Victor Frankl, ‘Man’s Search For Meaning’

This is the follow up to Frankl thus far , which I wrote about halfway through my reading of the book.

Personally, I see two preeminent themes. One, is the idea that man can get used to anything, which I covered in that earlier post. That is an important notion because it suggests that there is not much limit to what an ordinary human can become or endure, good or bad. Two, is the idea that a man with a ‘why’ can bear any ‘how’. That idea comes from a quote by Nietzsche, which Frankl cites in the book. In fact, that might be the biggest overarching theme in the book, from Frankl telling about how periods of intense reflection about his wife… the way he described it sounded like a profoundly transcendental experience of love… about which he said, “nothing could touch the strength of my love”, helped sustain him; from those stories in the camps, to his psychological theory in the latter half of the book called “Logotherapy,” which could essentially be paraphrased as “meaning-therapy”. The name comes from the Greek ‘Logos’, which, as Frankl says, denotes ‘meaning’.

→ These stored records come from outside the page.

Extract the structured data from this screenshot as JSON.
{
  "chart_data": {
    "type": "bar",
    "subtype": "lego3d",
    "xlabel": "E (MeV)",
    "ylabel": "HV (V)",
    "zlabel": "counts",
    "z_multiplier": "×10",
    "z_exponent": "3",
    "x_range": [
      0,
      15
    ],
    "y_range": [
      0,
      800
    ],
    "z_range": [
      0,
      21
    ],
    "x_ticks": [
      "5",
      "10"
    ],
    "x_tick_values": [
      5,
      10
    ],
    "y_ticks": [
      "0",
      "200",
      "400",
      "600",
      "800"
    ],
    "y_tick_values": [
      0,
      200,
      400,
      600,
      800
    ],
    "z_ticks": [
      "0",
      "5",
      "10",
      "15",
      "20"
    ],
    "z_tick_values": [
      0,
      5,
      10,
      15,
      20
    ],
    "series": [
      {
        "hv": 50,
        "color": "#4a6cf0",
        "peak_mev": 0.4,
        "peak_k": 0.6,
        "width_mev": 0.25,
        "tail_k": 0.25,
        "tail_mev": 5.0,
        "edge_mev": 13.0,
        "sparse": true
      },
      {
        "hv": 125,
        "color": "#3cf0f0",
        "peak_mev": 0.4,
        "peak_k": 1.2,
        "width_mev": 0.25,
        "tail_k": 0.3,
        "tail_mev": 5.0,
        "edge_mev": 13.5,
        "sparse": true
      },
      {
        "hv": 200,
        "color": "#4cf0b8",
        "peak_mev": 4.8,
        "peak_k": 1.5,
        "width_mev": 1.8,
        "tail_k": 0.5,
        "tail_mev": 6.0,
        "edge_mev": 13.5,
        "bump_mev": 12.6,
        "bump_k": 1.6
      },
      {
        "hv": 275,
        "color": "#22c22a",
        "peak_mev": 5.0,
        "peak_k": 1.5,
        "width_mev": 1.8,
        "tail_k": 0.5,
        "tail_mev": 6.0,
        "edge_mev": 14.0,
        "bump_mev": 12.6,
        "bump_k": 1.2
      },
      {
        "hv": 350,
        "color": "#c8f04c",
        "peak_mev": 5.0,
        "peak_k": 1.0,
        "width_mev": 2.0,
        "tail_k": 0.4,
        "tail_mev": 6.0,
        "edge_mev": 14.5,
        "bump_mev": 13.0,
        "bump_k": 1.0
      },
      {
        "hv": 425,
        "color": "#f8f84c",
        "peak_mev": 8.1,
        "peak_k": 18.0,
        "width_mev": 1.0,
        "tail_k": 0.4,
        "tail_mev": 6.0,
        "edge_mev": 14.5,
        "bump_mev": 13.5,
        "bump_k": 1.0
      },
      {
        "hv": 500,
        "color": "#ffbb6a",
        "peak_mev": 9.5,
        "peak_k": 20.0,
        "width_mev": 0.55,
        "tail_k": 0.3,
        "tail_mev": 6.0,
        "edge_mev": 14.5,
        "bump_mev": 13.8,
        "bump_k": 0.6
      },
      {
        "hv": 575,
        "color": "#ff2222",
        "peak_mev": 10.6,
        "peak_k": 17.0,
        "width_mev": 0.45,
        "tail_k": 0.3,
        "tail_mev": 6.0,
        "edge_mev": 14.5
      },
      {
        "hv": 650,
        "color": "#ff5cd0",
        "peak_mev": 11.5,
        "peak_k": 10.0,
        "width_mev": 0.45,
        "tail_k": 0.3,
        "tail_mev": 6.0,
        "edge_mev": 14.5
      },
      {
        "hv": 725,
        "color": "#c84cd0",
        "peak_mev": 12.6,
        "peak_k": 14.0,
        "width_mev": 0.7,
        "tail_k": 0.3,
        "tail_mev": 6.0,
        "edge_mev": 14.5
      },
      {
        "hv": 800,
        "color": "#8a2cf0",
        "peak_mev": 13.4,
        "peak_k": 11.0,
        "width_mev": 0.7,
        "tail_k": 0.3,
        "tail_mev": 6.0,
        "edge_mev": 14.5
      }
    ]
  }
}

Keeping this review and reflection simple, here are a few points that stood out to me:

– Frankl made the counter-intuitive observation that people of richer mind, even with a less hardy constitution often survived better than people who were physically stronger. Brains tended to out-survive braun. He said that this was because the people who were highly intellectually, emotionally, and spiritually developed had had rich inner-lives to retreat to. That inner life was all a person had.

– The context here is the day of liberation:

“Then we ventured a few steps out of the camp. This time, no orders were shouted at us… This time the guards offered us cigarettes! We hardly recognized them at first; they had hurriedly changed into civilian clothes.”

Maybe this was an act of self-preservation on the guards’ part, knowing that the tables had turned, which I think was a comment Frankl made at one point, but what this quote does is, it causes me to think about human beings as actors on a stage. What disturbs me is how real the human actions and consequences are, in contrast to how fabricated the constructs are. One man takes the life of another simply because he’s playing a role.

– The author, concerning the meaning of life:

“Life does not mean something vague, but something very real and concrete, just as life’s tasks are very real and concrete.”

– Concerning Logotherapy:

“Logotherapy tries to make the patient fully aware of his own responsibleness; therefore, it must leave him the option for what, to what, or to whom he understands himself to be responsible. That is why a logotherapist is the least tempted of all psychotherapists to impose value judgments on his patients, for he will never permit the patient to pass to the doctor the responsibility of judging.”

Frankl says the role of the therapist is less like a painter, creating a picture for the patient, and more like an eye doctor, helping the patient to see the world as it actually is.